When the fast food chain McDonald’s decided to add oatmeal to its menu in January 2011, it literally sugar-coated the offering as a “portable, affordable and balanced breakfast solution… to help make it easier and more inviting for our guests to eat more whole grains and fruits”.
Although a single serving of plain oatmeal has one gramme of sugar, one serving (253 grammes) of McDonald’s fruit and maple oatmeal with brown sugar contains 32 grammes of sugar. One serving of the same oatmeal, without brown sugar, contains 18 grammes of sugar, according to the company’s nutrition facts.
“Why would McDonald’s… take a venerable ingredient like oatmeal and turn it into expensive junk food?” lamented New York Times columnist Mark Bittman in February 2011.

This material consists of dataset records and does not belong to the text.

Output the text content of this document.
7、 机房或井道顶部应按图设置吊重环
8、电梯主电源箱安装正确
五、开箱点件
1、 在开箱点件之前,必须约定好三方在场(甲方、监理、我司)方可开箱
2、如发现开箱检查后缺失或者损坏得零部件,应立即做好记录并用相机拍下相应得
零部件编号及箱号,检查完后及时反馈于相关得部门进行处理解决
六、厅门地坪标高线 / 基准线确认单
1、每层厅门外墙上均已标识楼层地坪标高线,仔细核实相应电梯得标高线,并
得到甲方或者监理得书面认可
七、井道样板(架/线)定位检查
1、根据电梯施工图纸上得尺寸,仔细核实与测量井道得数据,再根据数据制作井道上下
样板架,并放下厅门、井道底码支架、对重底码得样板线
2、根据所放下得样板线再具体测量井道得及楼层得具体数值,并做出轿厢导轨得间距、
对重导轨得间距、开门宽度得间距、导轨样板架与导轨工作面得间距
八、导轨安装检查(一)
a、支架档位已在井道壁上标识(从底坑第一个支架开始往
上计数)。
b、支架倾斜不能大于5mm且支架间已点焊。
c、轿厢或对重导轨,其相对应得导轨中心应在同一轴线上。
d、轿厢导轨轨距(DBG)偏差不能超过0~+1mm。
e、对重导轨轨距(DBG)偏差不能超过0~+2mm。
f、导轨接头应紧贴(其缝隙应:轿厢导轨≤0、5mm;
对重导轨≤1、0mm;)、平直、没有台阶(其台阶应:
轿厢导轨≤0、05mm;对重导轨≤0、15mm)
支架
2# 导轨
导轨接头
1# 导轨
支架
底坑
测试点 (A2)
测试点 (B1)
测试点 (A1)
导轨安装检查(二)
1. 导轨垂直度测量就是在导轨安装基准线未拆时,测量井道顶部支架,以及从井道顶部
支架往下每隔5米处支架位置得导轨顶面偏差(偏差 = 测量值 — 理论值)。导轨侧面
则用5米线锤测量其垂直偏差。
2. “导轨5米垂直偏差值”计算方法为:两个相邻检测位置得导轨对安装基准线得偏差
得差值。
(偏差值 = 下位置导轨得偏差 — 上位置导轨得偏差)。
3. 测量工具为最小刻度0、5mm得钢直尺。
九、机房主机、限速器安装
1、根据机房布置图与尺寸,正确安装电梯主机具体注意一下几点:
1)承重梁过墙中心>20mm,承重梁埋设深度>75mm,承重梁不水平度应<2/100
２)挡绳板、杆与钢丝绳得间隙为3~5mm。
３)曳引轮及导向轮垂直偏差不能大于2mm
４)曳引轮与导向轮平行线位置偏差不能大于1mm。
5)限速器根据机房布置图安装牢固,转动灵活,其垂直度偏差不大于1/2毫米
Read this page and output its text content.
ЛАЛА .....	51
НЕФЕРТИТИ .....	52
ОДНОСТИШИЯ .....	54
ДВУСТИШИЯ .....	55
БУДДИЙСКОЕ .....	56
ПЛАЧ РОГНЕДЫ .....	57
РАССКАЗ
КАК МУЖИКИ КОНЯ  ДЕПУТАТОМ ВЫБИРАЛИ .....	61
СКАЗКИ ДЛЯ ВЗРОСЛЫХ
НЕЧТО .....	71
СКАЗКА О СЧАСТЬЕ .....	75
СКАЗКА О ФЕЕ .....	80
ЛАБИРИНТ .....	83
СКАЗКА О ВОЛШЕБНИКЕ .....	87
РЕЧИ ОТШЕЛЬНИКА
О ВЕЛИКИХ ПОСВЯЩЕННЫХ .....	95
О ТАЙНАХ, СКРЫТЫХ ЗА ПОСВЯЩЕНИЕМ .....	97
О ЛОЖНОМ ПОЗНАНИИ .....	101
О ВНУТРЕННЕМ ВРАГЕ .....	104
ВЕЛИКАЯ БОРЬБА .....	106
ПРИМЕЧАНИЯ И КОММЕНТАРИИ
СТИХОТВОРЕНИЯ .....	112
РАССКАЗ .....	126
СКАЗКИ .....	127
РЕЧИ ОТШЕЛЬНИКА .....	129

McDonald’s oatmeal, he pointed out, “contains more sugar than a Snickers bar and (is) only 10 fewer calories than a McDonald’s cheeseburger or Egg McMuffin”.
But critics say McDonald’s uncanny ability to turn an inherently healthy food into an unnaturally processed product (the oatmeal itself contains seven ingredients, including “natural flavour”, according to Bittman) is not even the most egregious of the stunts that large food corporations manage to pull.
A Nestle supermarket that set sail in the form of a barge on the Amazon River in Brazil in June 2011 could be one of the more outlandish efforts by the food industry to offer an expanding range of customers a plethora of processed and packaged foods.
Even though processed food is inexpensive, noted Bittman, “the costs aren’t seen at the cash register but in the form of high health care bills and environmental degradation”.